Shares of Allbirds surged 600% after the footwear company announced it was pivoting towards AI computing infrastructure.
At its IPO in November 2021, Allbirds was valued as a $4B shoe company but was recently sold for $39M. Allbirds shoes will continue to exist, but the brand, intellectual property, and inventory were sold to American Exchange Group on March 30. Left behind was a stock ticker, shareholders, and a stock market listing, allowing Allbirds’ CEO Joe Vernachio to effectively start a new public company, bypassing the traditional process of raising capital and going public through an IPO.
Traders buying shares today are no longer buying a shoe company but a newly formed AI venture which is built on the remnants of a failed retail brand. At market open, the stock was $4.40, hitting an intra-day high of $24.31 per share. The stock has since pulled back and is currently hovering under $20 a share.

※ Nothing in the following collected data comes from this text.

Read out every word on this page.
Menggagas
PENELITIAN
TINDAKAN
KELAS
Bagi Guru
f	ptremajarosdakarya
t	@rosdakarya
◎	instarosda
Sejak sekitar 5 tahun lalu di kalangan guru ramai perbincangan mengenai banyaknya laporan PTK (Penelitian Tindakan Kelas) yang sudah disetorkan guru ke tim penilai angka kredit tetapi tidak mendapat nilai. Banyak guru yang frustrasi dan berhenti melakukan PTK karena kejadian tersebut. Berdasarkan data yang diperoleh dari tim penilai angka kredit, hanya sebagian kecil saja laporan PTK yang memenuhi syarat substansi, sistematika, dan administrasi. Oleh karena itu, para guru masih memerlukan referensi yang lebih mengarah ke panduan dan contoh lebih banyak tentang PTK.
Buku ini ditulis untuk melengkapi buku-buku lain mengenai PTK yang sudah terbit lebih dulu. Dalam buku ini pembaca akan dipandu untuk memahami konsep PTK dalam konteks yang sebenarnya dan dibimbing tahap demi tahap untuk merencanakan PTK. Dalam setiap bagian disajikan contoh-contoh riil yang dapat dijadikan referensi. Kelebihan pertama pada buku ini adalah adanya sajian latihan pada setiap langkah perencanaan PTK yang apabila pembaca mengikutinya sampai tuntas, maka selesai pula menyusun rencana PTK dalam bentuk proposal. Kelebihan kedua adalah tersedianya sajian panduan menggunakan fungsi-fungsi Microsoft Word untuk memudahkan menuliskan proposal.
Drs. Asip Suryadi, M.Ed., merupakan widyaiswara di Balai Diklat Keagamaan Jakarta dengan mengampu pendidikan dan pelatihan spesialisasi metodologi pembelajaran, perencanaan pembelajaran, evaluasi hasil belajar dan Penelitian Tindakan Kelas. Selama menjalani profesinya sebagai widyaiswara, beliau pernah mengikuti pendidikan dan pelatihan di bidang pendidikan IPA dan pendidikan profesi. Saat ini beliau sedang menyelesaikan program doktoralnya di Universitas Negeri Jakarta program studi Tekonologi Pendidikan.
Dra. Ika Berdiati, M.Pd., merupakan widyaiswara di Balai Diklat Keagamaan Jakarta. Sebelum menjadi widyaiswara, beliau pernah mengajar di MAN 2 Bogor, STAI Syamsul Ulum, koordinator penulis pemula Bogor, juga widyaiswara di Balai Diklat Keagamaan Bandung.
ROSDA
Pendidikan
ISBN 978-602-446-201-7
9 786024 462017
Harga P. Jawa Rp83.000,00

Allbirds, which will be renamed “NewBird AI,” secured $50 million to build the new AI company in a convertible financing facility allowing the investor to convert the debt into equity if desirable. The company states it will use the $50 million to purchase GPUs and rent them out to companies in need of computing power, positioning itself as a player in the AI cloud infrastructure market. If successful, Allbirds would ultimately be competing with dominant cloud providers like Amazon, Microsoft, and Google.
The pivot is contingent on shareholder approval at a special meeting scheduled for May 18. If approved, and once the financing is completed, the company will move into the execution phase of its AI strategy.
The brand’s announcement shows the market’s appetite for companies tied to artificial intelligence, with it valuing the company tens of millions of dollars higher before the company has earned a single dollar from its new venture. Some see this enthusiasm as evidence of an emerging AI bubble driven more by hype than fundamentals.
Michael Burry, the investor famous for predicting the housing market crash in 2008, warns the AI boom is a bubble. “The government will put all the stops to save the AI bubble to save the market to save the economy,” he said. “The problem is too big to save.”
Others disagree. Amazon CEO Andy Jassy has called AI a “once-in-a-lifetime opportunity,” while BlackRock CEO Larry Fink says he does “not believe we have a bubble at all.” Supporters argue that, unlike the dot-com era, many AI companies today are already profitable and generating cash.
Critics, however, contend that the technology has yet to produce value commensurate with the hype.